[<prev] [next>] [thread-next>] [day] [month] [year] [list]
Message-Id: <1553350688-39627-1-git-send-email-like.xu@linux.intel.com>
Date: Sat, 23 Mar 2019 22:18:03 +0800
From: Like Xu <like.xu@...ux.intel.com>
To: linux-kernel@...r.kernel.org, kvm@...r.kernel.org
Cc: like.xu@...el.com, wei.w.wang@...el.com,
Andi Kleen <ak@...ux.intel.com>,
Peter Zijlstra <peterz@...radead.org>,
Kan Liang <kan.liang@...ux.intel.com>,
Ingo Molnar <mingo@...hat.com>,
Paolo Bonzini <pbonzini@...hat.com>
Subject: [RFC] [PATCH v2 0/5] Intel Virtual PMU Optimization
As a toolbox treasure to developers, the Performance Monitoring Unit is
designed to monitor micro architectural events which helps in analyzing
how an application or operating systems are performing on the processors.
Today in KVM, version 2 Architectural PMU on Intel and AMD hosts is
implemented and works. With the joint efforts of the community, it would be
an inspiring journey to enable all available PMU features for guest users
as complete/smooth/accurate as possible.
=== Brief description ===
This proposal for Intel vPMU is still committed to optimize the basic
functionality by reducing the PMU virtualization overhead and not a blind
pass-through of the PMU. The proposal applies to existing models, in short,
is "host perf would hand over control to kvm after counter allocation".
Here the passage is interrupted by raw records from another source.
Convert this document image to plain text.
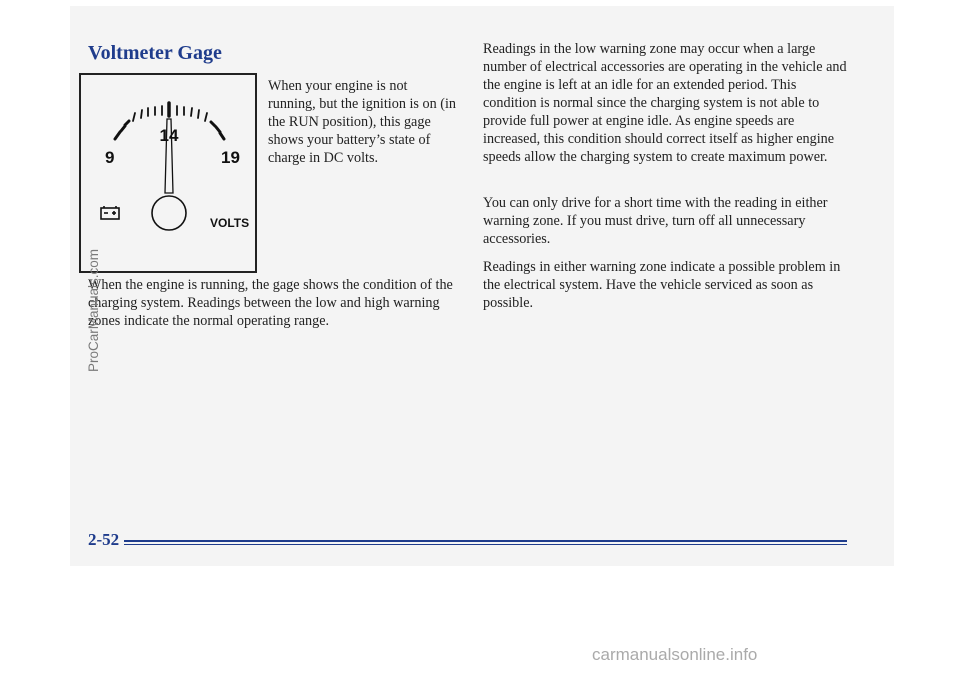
Voltmeter Gage
9
14
19
VOLTS

When your engine is not running, but the ignition is on (in the RUN position), this gage shows your battery’s state of charge in DC volts.

When the engine is running, the gage shows the condition of the charging system. Readings between the low and high warning zones indicate the normal operating range.

Readings in the low warning zone may occur when a large number of electrical accessories are operating in the vehicle and the engine is left at an idle for an extended period. This condition is normal since the charging system is not able to provide full power at engine idle. As engine speeds are increased, this condition should correct itself as higher engine speeds allow the charging system to create maximum power.

You can only drive for a short time with the reading in either warning zone. If you must drive, turn off all unnecessary accessories.

Readings in either warning zone indicate a possible problem in the electrical system. Have the vehicle serviced as soon as possible.

ProCarManuals.com

2-52

carmanualsonline.info
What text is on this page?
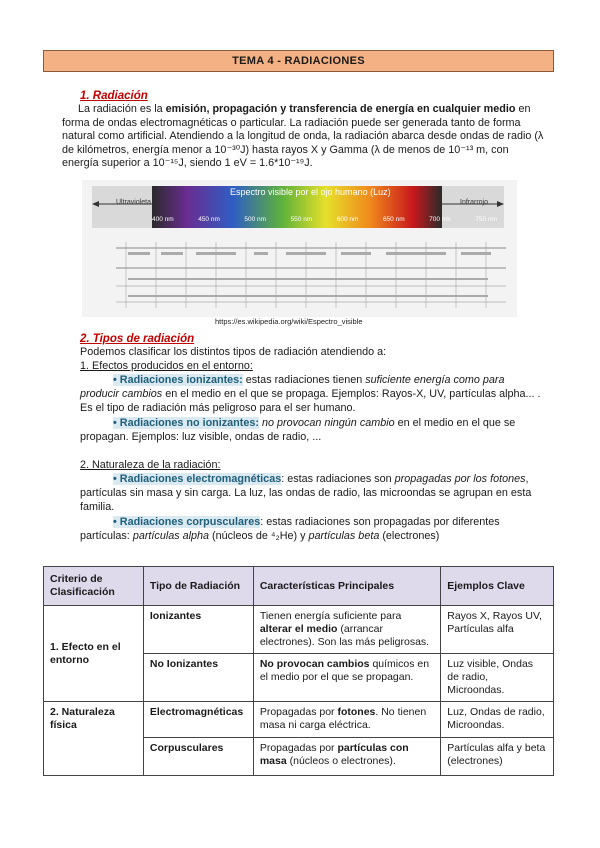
TEMA 4 - RADIACIONES
1. Radiación
La radiación es la emisión, propagación y transferencia de energía en cualquier medio en forma de ondas electromagnéticas o particular. La radiación puede ser generada tanto de forma natural como artificial. Atendiendo a la longitud de onda, la radiación abarca desde ondas de radio (λ de kilómetros, energía menor a 10⁻³⁰J) hasta rayos X y Gamma (λ de menos de 10⁻¹³ m, con energía superior a 10⁻¹⁵J, siendo 1 eV = 1.6*10⁻¹⁹J.
Espectro visible por el ojo humano (Luz)
Ultravioleta	Infrarrojo
400 nm	450 nm	500 nm	550 nm	600 nm	650 nm	700 nm	750 nm
https://es.wikipedia.org/wiki/Espectro_visible
2. Tipos de radiación
Podemos clasificar los distintos tipos de radiación atendiendo a:
1. Efectos producidos en el entorno:
• Radiaciones ionizantes: estas radiaciones tienen suficiente energía como para
producir cambios en el medio en el que se propaga. Ejemplos: Rayos-X, UV, partículas alpha... .
Es el tipo de radiación más peligroso para el ser humano.
• Radiaciones no ionizantes: no provocan ningún cambio en el medio en el que se
propagan. Ejemplos: luz visible, ondas de radio, ...
2. Naturaleza de la radiación:
• Radiaciones electromagnéticas: estas radiaciones son propagadas por los fotones,
partículas sin masa y sin carga. La luz, las ondas de radio, las microondas se agrupan en esta
familia.
• Radiaciones corpusculares: estas radiaciones son propagadas por diferentes
partículas: partículas alpha (núcleos de ⁴₂He) y partículas beta (electrones)
Criterio de Clasificación	Tipo de Radiación	Características Principales	Ejemplos Clave
1. Efecto en el entorno	Ionizantes	Tienen energía suficiente para alterar el medio (arrancar electrones). Son las más peligrosas.	Rayos X, Rayos UV, Partículas alfa
	No Ionizantes	No provocan cambios químicos en el medio por el que se propagan.	Luz visible, Ondas de radio, Microondas.
2. Naturaleza física	Electromagnéticas	Propagadas por fotones. No tienen masa ni carga eléctrica.	Luz, Ondas de radio, Microondas.
	Corpusculares	Propagadas por partículas con masa (núcleos o electrones).	Partículas alfa y beta (electrones)
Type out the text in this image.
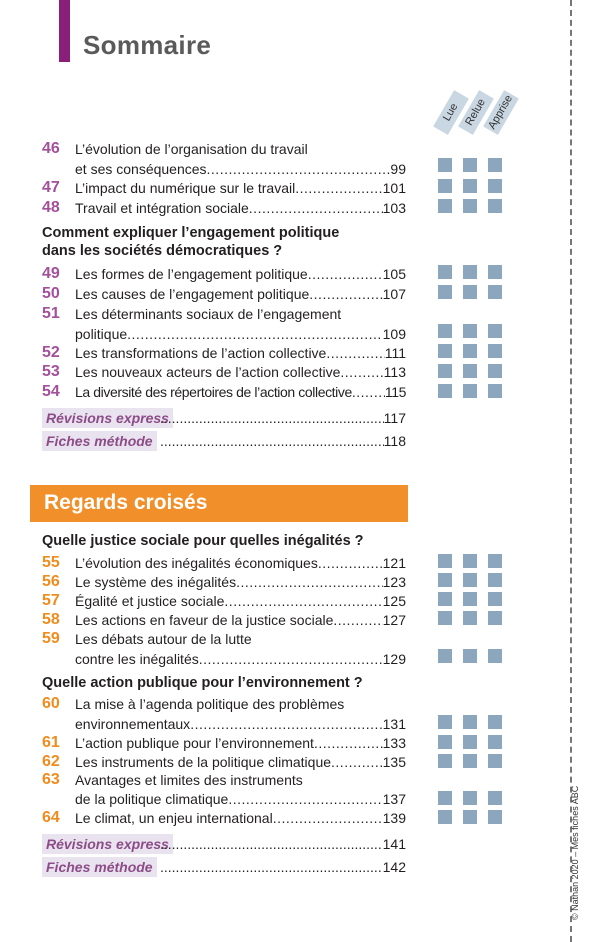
Sommaire
Lue Relue
Apprise
46 L’évolution de l’organisation du travail
et ses conséquences .....	99
47 L’impact du numérique sur le travail .....	101
48 Travail et intégration sociale .....	103
Comment expliquer l’engagement politique
dans les sociétés démocratiques ?
49 Les formes de l’engagement politique .....	105
50 Les causes de l’engagement politique .....	107
51 Les déterminants sociaux de l’engagement
politique .....	109
52 Les transformations de l’action collective .....	111
53 Les nouveaux acteurs de l’action collective .....	113
54 La diversité des répertoires de l’action collective ..... 115
Révisions express .....	117
Fiches méthode .....	118
Regards croisés
Quelle justice sociale pour quelles inégalités ?
55 L’évolution des inégalités économiques .....	121
56 Le système des inégalités .....	123
57 Égalité et justice sociale .....	125
58 Les actions en faveur de la justice sociale .....	127
59 Les débats autour de la lutte
contre les inégalités .....	129
Quelle action publique pour l’environnement ?
60 La mise à l’agenda politique des problèmes
environnementaux .....	131
61 L’action publique pour l’environnement .....	133
62 Les instruments de la politique climatique .....	135
63 Avantages et limites des instruments
de la politique climatique .....	137
64 Le climat, un enjeu international .....	139
Révisions express .....	141
Fiches méthode .....	142	© Nathan 2020 – Mes fiches ABC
The pmc_reprogram_counter is a heavyweight and high frequency operation
which goes through the host perf software stack to create a perf event for
counter assignment, this could take millions of nanoseconds. The current
vPMU always does reprogram_counter when the guest changes the eventsel,
fixctrl, and global_ctrl msrs. This brings too much overhead to the usage
of perf inside the guest, especially the guest PMI handling and context
switching of guest threads with perf in use.
We optimize the current vPMU to work in this manner:
(1) rely on the existing host perf (perf_event_create_kernel_counter)
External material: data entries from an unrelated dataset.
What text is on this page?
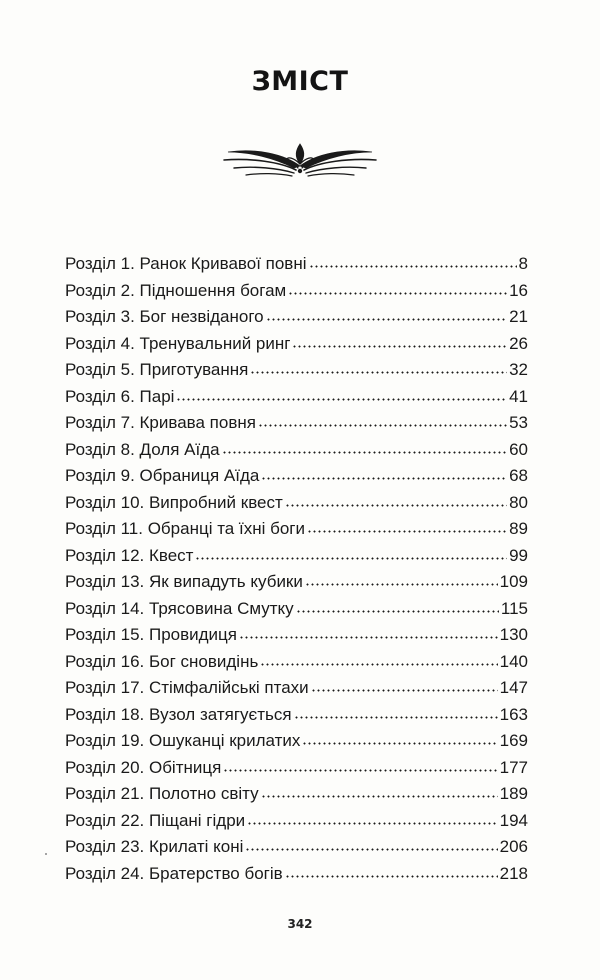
ЗМІСТ
Розділ 1. Ранок Кривавої повні	8
Розділ 2. Підношення богам	16
Розділ 3. Бог незвіданого	21
Розділ 4. Тренувальний ринг	26
Розділ 5. Приготування	32
Розділ 6. Парі	41
Розділ 7. Кривава повня	53
Розділ 8. Доля Аїда	60
Розділ 9. Обраниця Аїда	68
Розділ 10. Випробний квест	80
Розділ 11. Обранці та їхні боги	89
Розділ 12. Квест	99
Розділ 13. Як випадуть кубики	109
Розділ 14. Трясовина Смутку	115
Розділ 15. Провидиця	130
Розділ 16. Бог сновидінь	140
Розділ 17. Стімфалійські птахи	147
Розділ 18. Вузол затягується	163
Розділ 19. Ошуканці крилатих	169
Розділ 20. Обітниця	177
Розділ 21. Полотно світу	189
Розділ 22. Піщані гідри	194
Розділ 23. Крилаті коні	206
Розділ 24. Братерство богів	218
342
to allocate counters for in-use vPMC and always try to reuse events;
(2) vPMU captures guest accesses to the eventsel and fixctrl msr directly
to the hardware msr that the corresponding host event is scheduled on
and avoid pollution from host is also needed in its partial runtime;
(3) save and restore the counter state during vCPU scheduling in hooks;
(4) apply a lazy approach to release the vPMC's perf event. That is, if
the vPMC isn't used in a fixed sched slice, its event will be released.
In the use of vPMC, the vPMU always focus on the assigned resources and
guest perf would significantly benefit from direct access to hardware and
may not care about runtime state of perf_event created by host and always
try not to pay for their maintenance. However to avoid events entering into
any unexpected state, calling pmc_read_counter in appropriate is necessary.
=== vPMU Overhead Comparison ===
For the guest perf usage like "perf stat -e branches,cpu-cycles,\
L1-icache-load-misses,branch-load-misses,branch-loads,\
dTLB-load-misses ./ftest", here are some performance numbers which show the
improvement with this optimization (in nanoseconds) [1]:
(1) Basic operatios latency on legacy Intel vPMU
kvm_pmu_rdpmc 200
pmc_stop_counter: gp 30,000
pmc_stop_counter: fixed 2,000,000
perf_event_create_kernel_counter: gp 30,000,000 <== (mark as 3.1)
perf_event_create_kernel_counter: fixed 25,000
(2) Comparison of max guest behavior latency
legacy v2
enable global_ctrl 57,000,000 17,000,000 <== (3.2)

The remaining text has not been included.